Calum Semple told the BBC’s Radio 4 Today programme: “The risk of death is one in a million. That’s not a figure and plucking from the air, that’s a quantifiable risk.

“We know in wave one and wave two put together there were 12 deaths in children – in England, Scotland, Wales and Ireland, put together – and that is rare because there are about 13 to 14 million children in the UK.

“We’re talking about vaccinating children here mainly to protect public health and reduce transmission, and it’s accepted that teenagers for biologically more like adults are more likely to transmit.

“But the younger children really are not, they’re about a half to a third as likely to acquire the virus. And similarly to pass it on.

“So we’re now coming into really interesting ethical and moral debate here about vaccinating children for the benefit of others.”

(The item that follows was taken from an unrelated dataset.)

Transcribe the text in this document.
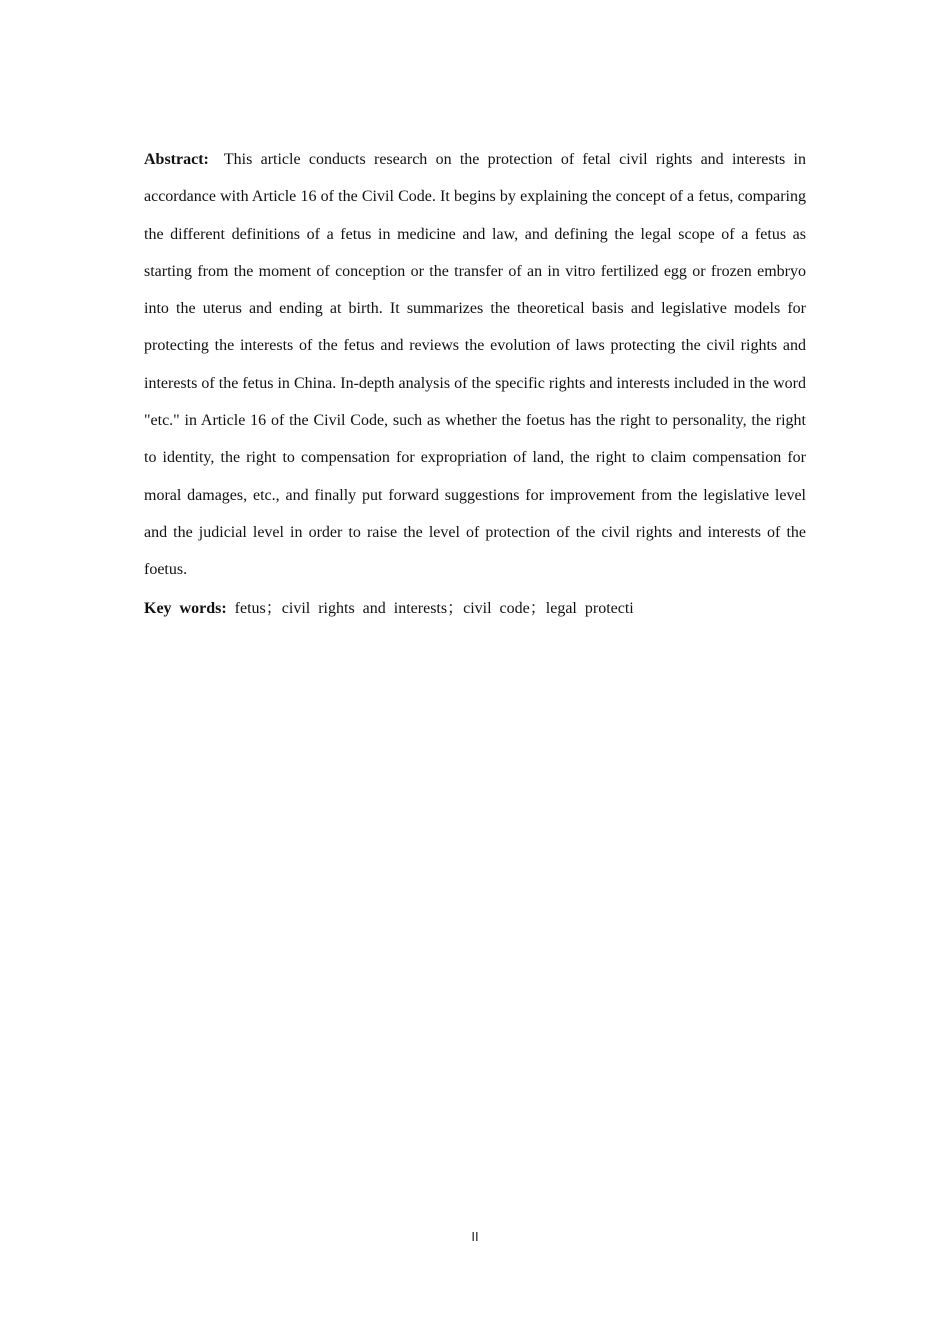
Abstract: This article conducts research on the protection of fetal civil rights and interests in accordance with Article 16 of the Civil Code. It begins by explaining the concept of a fetus, comparing the different definitions of a fetus in medicine and law, and defining the legal scope of a fetus as starting from the moment of conception or the transfer of an in vitro fertilized egg or frozen embryo into the uterus and ending at birth. It summarizes the theoretical basis and legislative models for protecting the interests of the fetus and reviews the evolution of laws protecting the civil rights and interests of the fetus in China. In-depth analysis of the specific rights and interests included in the word "etc." in Article 16 of the Civil Code, such as whether the foetus has the right to personality, the right to identity, the right to compensation for expropriation of land, the right to claim compensation for moral damages, etc., and finally put forward suggestions for improvement from the legislative level and the judicial level in order to raise the level of protection of the civil rights and interests of the foetus.

Key words: fetus；civil rights and interests；civil code；legal protecti

II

The Government has continued to intensify its efforts to promote adult vaccinating and has recently shifted focus to care home staff.

Covid jabs will soon become mandatory for all staff and may extend the requirement to the NHS as a whole.

The Guardian reported ministers will soon commit to mandatory vaccinations for England’s 1.5 million social care workers.

Plans would include an ultimatum requiring people to accept their jab or forfeit their jobs within 16 weeks.

The British Medical Association (BMA) has warned the move will “raise new ethical and legal implications.”